When the Nixon Administration took over in 1969 all the data on North Vietnam and on the United States was fed into a Pentagon computer—population, gross national product, manufacturing capability, number of tanks, ships, and aircraft, size of the armed forces, and the like. The computer was then asked, “When will we win?” It took only a moment to give the answer: “You won in 1964!”
He said “the bitter little story” circulated “during the closing days of the Vietnam War.” It made the point that there “was more to war, even limited war, than those things that could be measured, quantified, and computerized.”
There’s no doubt that Vietnam was quantified in new ways. McNamara had brought what a historian called “computer-based quantitative business-analysis techniques” that “offered new and ingenious procedures for the collection, manipulation, and analysis of military data.”
In practice, this meant creating vast amounts of data, which had to be sent to computing centers and entered on punch cards. One massive program was the Hamlet Evaluation System, which sought to quantify how the American program of “pacification” was proceeding by surveying 12,000 villages in the Vietnamese countryside. “Every month, the HES produced approximately 90,000 pages of data and reports,” a RAND report found. “This means that over the course of just four of the years in which the system was fully functional, it produced more than 4.3 million pages of information.”

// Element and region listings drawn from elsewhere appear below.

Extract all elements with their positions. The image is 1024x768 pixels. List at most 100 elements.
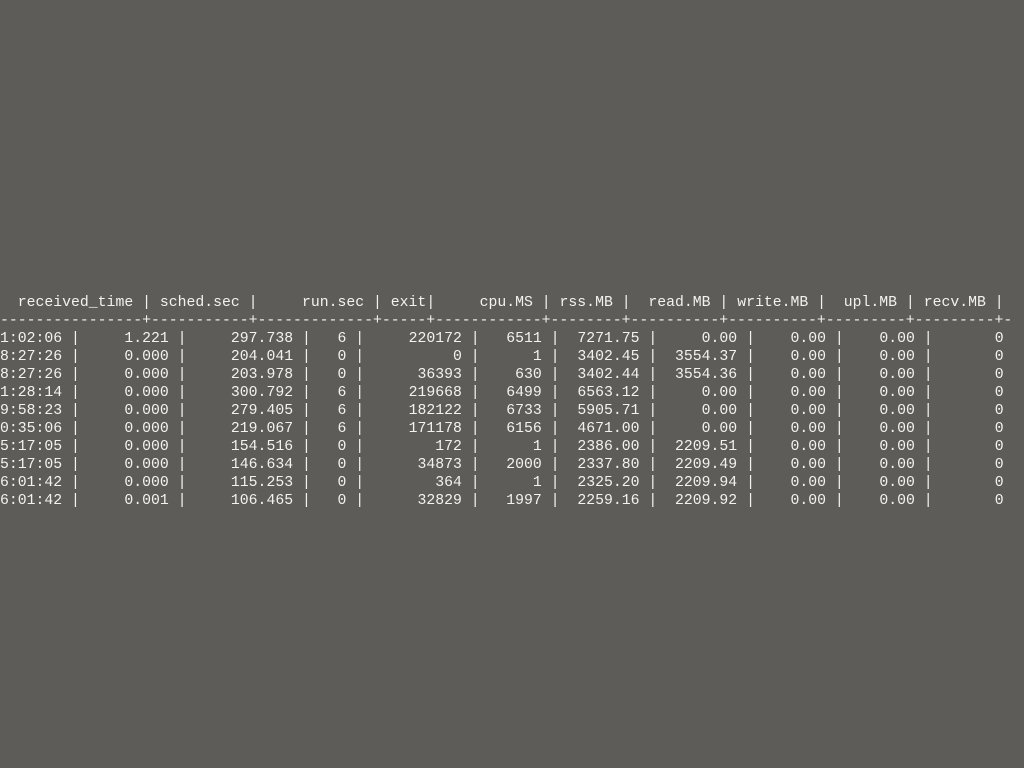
- table-cell: 0.00: [701, 331, 738, 347]
- table-cell: 6511: [506, 331, 542, 347]
- table-cell: 171178: [408, 421, 462, 437]
- table-cell: 0.00: [879, 385, 915, 401]
- table-cell: 0: [337, 457, 347, 473]
- table-cell: 2000: [506, 457, 542, 473]
- table-cell: 0: [994, 385, 1004, 401]
- table-cell: 1997: [506, 493, 542, 509]
- table-cell: 279.405: [230, 403, 294, 419]
- table-cell: 0.00: [790, 367, 827, 383]
- table-cell: 8:27:26: [0, 349, 63, 365]
- table-row: 5:17:05 | 0.000 | 154.516 | 0 | 172 | 1 …: [0, 439, 1004, 455]
- table-cell: 3402.45: [577, 349, 640, 365]
- table-cell: 9:58:23: [0, 403, 63, 419]
- table-cell: 2337.80: [577, 457, 640, 473]
- table-cell: 2209.94: [675, 475, 738, 491]
- terminal-output: received_time | sched.sec | run.sec | ex…: [0, 294, 1012, 510]
- table-cell: 0.000: [124, 439, 169, 455]
- table-cell: 6156: [506, 421, 542, 437]
- table-cell: 1: [532, 349, 542, 365]
- table-cell: 0.00: [790, 475, 827, 491]
- table-cell: 219.067: [230, 421, 294, 437]
- table-cell: 3554.36: [675, 367, 738, 383]
- table-cell: 0.00: [790, 403, 827, 419]
- table-cell: 2209.92: [675, 493, 738, 509]
- table-header: received_time | sched.sec | run.sec | ex…: [17, 295, 1004, 311]
- table-row: 5:17:05 | 0.000 | 146.634 | 0 | 34873 | …: [0, 457, 1004, 473]
- table-row: 9:58:23 | 0.000 | 279.405 | 6 | 182122 |…: [0, 403, 1004, 419]
- column-header: sched.sec: [159, 295, 240, 311]
- table-cell: 172: [435, 439, 462, 455]
- table-cell: 2386.00: [577, 439, 640, 455]
- table-cell: 0.00: [879, 331, 915, 347]
- table-cell: 2259.16: [577, 493, 640, 509]
- table-cell: 0.001: [124, 493, 169, 509]
- table-cell: 2209.49: [675, 457, 738, 473]
- table-cell: 182122: [408, 403, 462, 419]
- table-cell: 0.000: [124, 349, 169, 365]
- table-cell: 0: [994, 367, 1004, 383]
- table-cell: 0: [994, 403, 1004, 419]
- table-cell: 0.00: [879, 493, 915, 509]
- table-cell: 364: [435, 475, 462, 491]
- column-header: rss.MB: [559, 295, 613, 311]
- column-header: upl.MB: [843, 295, 898, 311]
- table-cell: 0.00: [790, 439, 827, 455]
- table-cell: 0.00: [790, 493, 827, 509]
- table-cell: 0.000: [124, 367, 169, 383]
- table-cell: 0: [994, 475, 1004, 491]
- table-cell: 6: [337, 403, 347, 419]
- table-cell: 6: [337, 331, 347, 347]
- table-cell: 34873: [417, 457, 462, 473]
- table-cell: 154.516: [230, 439, 294, 455]
- table-cell: 0: [337, 493, 347, 509]
- table-cell: 0: [337, 367, 347, 383]
- table-cell: 5905.71: [577, 403, 640, 419]
- table-cell: 297.738: [230, 331, 294, 347]
- table-cell: 6499: [506, 385, 542, 401]
- column-header: received_time: [17, 295, 134, 311]
- table-row: 6:01:42 | 0.001 | 106.465 | 0 | 32829 | …: [0, 493, 1004, 509]
- table-cell: 0.000: [124, 421, 169, 437]
- table-row: 8:27:26 | 0.000 | 204.041 | 0 | 0 | 1 | …: [0, 349, 1004, 365]
- table-cell: 115.253: [230, 475, 294, 491]
- table-cell: 0.00: [790, 349, 827, 365]
- table-cell: 0.00: [879, 439, 915, 455]
- table-cell: 8:27:26: [0, 367, 63, 383]
- column-header: cpu.MS: [479, 295, 533, 311]
- table-cell: 0.000: [124, 475, 169, 491]
- table-cell: 6: [337, 421, 347, 437]
- table-cell: 0.00: [879, 457, 915, 473]
- table-cell: 203.978: [230, 367, 294, 383]
- table-cell: 0.00: [701, 403, 738, 419]
- table-cell: 0: [337, 349, 347, 365]
- column-header: run.sec: [301, 295, 365, 311]
- table-cell: 1:28:14: [0, 385, 63, 401]
- table-cell: 0.00: [790, 421, 827, 437]
- table-cell: 5:17:05: [0, 457, 63, 473]
- table-row: 0:35:06 | 0.000 | 219.067 | 6 | 171178 |…: [0, 421, 1004, 437]
- table-cell: 6:01:42: [0, 475, 63, 491]
- table-cell: 0.00: [790, 457, 827, 473]
- table-cell: 0: [994, 493, 1004, 509]
- table-row: 1:28:14 | 0.000 | 300.792 | 6 | 219668 |…: [0, 385, 1004, 401]
- table-cell: 0.000: [124, 403, 169, 419]
- table-cell: 0: [994, 331, 1004, 347]
- table-cell: 0: [452, 349, 462, 365]
- column-header: write.MB: [737, 295, 809, 311]
- table-cell: 1: [532, 439, 542, 455]
- table-cell: 630: [515, 367, 542, 383]
- table-cell: 0: [337, 439, 347, 455]
- table-cell: 36393: [417, 367, 462, 383]
- table-cell: 0.00: [879, 403, 915, 419]
- table-separator: ----------------+-----------+-----------…: [0, 313, 1013, 329]
- table-cell: 6563.12: [577, 385, 640, 401]
- table-cell: 0.00: [879, 349, 915, 365]
- table-cell: 4671.00: [577, 421, 640, 437]
- table-cell: 1: [532, 475, 542, 491]
- table-cell: 219668: [408, 385, 462, 401]
- table-row: 8:27:26 | 0.000 | 203.978 | 0 | 36393 | …: [0, 367, 1004, 383]
- table-cell: 32829: [417, 493, 462, 509]
- table-cell: 300.792: [230, 385, 294, 401]
- table-cell: 0.00: [879, 475, 915, 491]
- table-cell: 6733: [506, 403, 542, 419]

Once a baseline was established, decision makers could see progress. And they wanted to see progress, which created pressure on data gatherers to paint a rosy picture of the portrait on the ground. The slippage between reality and the model of reality based on data became one of the key themes of the war.
“The crucial factors were always the intentions of Hanoi, the will of the Viet Cong, the state of South Vietnamese politics, and the loyalties of the peasants. Not only were we deeply ignorant of these factors, but because they could never be reduced to charts and calculations, no serious effort was made to explore them,” wrote Richard N. Goodwin, a speechwriter for Presidents Kennedy and Johnson. “No expert on Vietnamese culture sat at the conference table. Intoxicated by charts and computers, the Pentagon and war games, we have been publicly relying on and calculating the incalculable.”
All of which the “apocryphal story” condenses into a biting joke.
But was there actually a computer somewhere in the Pentagon that was cranking out “When will we win the war?” calculations?
On October 27, 1967, The Wall Street Journal ran an un-bylined blurb from its Washington, D.C., bureau on the front page talking about a “victory index.”
U.S. strategists seek a “victory index” to measure progress in the Vietnam War. They want a single statistic reflecting enemy infiltration, casualties, recruiting, hamlets pacified, roads cleared. Top U.S. intelligence officials, in a recent secret huddle, couldn’t work out an index; they get orders to keep trying.
Now, a victory index is not quite a computer program you can ask “When will we win the war?” But it’s pretty close! A chart could be plotted. Projections could be made from current progress to future ultimate success. At the very least, we can say that officials tried to build a system that could be the kernel of truth at the center of a certainly embellished story.
And it doesn’t seem out of the question that the specific error—showing the United States had already won—could have actually occurred. As the intelligence officials tried different models to make sense of all their numbers, it certainly seems possible that some statistical runs would, in fact, return the result that the peak of the victory index had already occurred. That the war had been won.
In a world besotted by data, the apocryphal story about the Pentagon computers reminds us that the model is not the world, and that ignoring that reality can have terrible consequences.